You could be laughing at a Friends episode on Comedy Central one second and then crying into your plate of popcorn because – “Why are Ross and Rachel not together?!” Anything and anyone can set you off at any time, and in a way you tend to become emotionally neurotic because you don’t exercise a balanced reaction to any normalised situation anymore. “We do find that conflict situations tend to be a big elicitor of tears, and that is a form of interpersonal stress,” says Lauren Bylsma, a postdoctoral scholar researching childhood depression at the University of Pittsburgh (as told to Huffington Post).
Overthinking yourself into hyperventilation
As stated earlier, high levels of stress result in a dangerous lack of concentration on any one subject. As a result, your mind is reeling with a thousand thoughts and ideas at one go. and when your energy is negative, these thoughts will tend to be catering to the same form of insecurity, paranoia and self-loathing. You tend to overthink a normal situation into a life-or-death one and not only does that increase your pulse-rate, it also results in a build in the existing amount of cortisole that is already inhabiting your brain. According to a report by Psychology Today, “Behaviour is self-sabotaging when in attempting to solve or cope with a problem, it instigates new problems, interferes with long-term goals, and unsettles relationships.”

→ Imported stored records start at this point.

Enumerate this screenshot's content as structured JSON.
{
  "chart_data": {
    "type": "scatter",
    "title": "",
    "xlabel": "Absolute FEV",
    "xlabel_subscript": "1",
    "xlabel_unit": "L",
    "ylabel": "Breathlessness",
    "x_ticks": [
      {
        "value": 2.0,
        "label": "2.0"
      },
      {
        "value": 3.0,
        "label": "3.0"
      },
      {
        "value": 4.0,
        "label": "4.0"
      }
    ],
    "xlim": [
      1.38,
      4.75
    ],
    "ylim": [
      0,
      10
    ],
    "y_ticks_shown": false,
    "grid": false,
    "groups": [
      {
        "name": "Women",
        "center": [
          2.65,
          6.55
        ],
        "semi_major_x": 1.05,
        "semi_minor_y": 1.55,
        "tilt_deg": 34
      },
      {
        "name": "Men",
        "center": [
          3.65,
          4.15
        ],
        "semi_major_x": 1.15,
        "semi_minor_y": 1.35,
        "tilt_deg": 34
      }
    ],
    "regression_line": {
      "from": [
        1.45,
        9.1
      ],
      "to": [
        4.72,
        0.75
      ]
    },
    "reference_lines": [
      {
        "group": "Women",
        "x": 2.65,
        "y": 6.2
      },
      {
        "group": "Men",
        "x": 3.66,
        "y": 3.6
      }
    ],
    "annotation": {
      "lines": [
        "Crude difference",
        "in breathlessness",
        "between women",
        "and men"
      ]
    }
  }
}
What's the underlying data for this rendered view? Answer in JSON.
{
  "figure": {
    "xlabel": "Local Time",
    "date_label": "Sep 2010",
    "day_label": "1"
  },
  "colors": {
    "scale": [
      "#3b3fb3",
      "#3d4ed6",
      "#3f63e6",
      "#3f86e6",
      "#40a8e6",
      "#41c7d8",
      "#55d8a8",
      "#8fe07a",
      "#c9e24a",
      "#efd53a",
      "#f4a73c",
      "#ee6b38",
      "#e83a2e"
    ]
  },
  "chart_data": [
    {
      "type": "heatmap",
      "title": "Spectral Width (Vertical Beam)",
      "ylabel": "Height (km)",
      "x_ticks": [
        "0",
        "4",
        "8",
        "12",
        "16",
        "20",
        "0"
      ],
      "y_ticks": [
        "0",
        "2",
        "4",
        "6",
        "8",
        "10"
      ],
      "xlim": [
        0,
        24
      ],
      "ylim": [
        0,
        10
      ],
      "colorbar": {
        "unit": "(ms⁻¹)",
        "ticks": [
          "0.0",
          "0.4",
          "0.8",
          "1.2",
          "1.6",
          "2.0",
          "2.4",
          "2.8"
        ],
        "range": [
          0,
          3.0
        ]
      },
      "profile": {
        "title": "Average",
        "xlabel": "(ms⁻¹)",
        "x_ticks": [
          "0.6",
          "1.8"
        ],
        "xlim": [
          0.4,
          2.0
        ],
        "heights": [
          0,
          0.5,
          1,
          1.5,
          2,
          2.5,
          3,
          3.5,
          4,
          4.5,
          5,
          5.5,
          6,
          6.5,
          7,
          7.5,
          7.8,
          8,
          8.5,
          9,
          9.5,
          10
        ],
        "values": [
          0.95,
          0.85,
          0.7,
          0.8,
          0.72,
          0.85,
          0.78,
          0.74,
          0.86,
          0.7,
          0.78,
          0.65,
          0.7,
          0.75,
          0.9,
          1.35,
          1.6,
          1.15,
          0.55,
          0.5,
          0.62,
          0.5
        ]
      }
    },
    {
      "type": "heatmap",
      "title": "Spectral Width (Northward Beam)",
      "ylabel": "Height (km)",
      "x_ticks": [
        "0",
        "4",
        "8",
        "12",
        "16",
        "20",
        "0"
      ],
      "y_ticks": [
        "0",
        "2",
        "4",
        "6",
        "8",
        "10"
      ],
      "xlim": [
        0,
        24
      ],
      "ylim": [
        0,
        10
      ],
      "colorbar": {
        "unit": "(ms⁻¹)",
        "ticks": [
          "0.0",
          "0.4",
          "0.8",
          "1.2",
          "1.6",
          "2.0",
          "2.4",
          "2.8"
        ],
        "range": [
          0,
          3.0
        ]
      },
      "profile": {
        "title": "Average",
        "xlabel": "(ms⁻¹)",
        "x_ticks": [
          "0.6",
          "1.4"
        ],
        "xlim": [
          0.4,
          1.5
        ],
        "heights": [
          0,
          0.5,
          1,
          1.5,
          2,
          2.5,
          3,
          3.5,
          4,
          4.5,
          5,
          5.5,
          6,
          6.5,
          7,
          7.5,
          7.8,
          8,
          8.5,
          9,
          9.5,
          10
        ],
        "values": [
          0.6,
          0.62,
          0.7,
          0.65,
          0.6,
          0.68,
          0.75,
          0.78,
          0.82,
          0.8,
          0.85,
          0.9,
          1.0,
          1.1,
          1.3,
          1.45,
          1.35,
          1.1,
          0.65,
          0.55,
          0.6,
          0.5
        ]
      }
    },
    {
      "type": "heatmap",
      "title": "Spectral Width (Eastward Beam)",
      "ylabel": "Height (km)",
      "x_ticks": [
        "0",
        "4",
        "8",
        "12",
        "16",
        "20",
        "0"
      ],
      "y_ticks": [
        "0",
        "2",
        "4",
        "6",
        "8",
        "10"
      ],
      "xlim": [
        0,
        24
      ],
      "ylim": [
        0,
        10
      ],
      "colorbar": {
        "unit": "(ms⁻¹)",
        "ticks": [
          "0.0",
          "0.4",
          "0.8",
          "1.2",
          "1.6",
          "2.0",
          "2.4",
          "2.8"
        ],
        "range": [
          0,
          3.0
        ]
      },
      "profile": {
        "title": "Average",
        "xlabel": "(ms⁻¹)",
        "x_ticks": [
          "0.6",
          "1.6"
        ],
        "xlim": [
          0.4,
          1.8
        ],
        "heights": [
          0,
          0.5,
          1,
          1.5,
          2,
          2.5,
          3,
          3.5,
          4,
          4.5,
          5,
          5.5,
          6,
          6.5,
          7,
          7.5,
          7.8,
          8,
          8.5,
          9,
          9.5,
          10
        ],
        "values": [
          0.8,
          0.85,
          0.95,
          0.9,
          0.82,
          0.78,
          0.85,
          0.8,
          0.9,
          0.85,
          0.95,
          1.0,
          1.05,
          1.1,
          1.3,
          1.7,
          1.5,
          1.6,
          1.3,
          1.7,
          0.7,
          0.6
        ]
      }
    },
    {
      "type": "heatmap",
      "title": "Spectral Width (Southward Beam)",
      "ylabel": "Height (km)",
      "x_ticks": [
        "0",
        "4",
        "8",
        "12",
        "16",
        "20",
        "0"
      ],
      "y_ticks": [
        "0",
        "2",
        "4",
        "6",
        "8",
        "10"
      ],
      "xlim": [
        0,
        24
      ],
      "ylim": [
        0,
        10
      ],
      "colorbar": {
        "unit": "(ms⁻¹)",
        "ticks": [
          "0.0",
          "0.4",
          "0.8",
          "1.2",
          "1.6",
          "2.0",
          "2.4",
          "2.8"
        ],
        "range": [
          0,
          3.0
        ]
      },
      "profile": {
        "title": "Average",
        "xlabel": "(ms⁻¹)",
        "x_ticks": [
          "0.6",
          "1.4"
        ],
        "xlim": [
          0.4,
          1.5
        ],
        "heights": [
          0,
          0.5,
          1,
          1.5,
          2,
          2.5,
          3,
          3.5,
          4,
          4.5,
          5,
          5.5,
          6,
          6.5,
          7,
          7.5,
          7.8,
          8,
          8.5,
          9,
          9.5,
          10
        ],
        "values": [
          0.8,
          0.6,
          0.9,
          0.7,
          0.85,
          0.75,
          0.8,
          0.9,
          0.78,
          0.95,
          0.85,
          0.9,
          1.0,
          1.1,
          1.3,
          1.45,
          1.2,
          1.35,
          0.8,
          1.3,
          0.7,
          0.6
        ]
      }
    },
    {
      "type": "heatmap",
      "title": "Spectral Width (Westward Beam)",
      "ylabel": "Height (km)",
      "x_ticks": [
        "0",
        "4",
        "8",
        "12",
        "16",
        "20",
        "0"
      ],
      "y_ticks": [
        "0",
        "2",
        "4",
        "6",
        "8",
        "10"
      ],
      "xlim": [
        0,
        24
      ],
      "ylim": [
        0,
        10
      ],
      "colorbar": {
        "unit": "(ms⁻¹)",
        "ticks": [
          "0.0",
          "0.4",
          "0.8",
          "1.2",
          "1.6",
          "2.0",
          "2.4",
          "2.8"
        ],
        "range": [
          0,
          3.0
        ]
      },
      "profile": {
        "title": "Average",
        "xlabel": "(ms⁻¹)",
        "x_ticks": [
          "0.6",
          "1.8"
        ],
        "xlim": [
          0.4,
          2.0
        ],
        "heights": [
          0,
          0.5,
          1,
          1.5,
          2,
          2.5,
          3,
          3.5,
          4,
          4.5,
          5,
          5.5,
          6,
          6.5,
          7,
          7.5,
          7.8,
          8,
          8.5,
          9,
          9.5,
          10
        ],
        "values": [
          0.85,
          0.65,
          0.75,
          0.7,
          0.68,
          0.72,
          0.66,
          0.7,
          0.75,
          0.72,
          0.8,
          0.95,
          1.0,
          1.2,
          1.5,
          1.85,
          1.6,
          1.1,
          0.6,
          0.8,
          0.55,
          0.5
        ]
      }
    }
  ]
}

Although a lot of people experience mild doses of these signs while dealing with a particularly stressful project or campaign. But if they become recurrent and linger on for extended periods, then it highly probable that you are heading towards a nervous breakdown. To this end, it is highly advisable to consult a professional or even exercise natural methods to help relieve yourself of this stress, for a better and brighter future.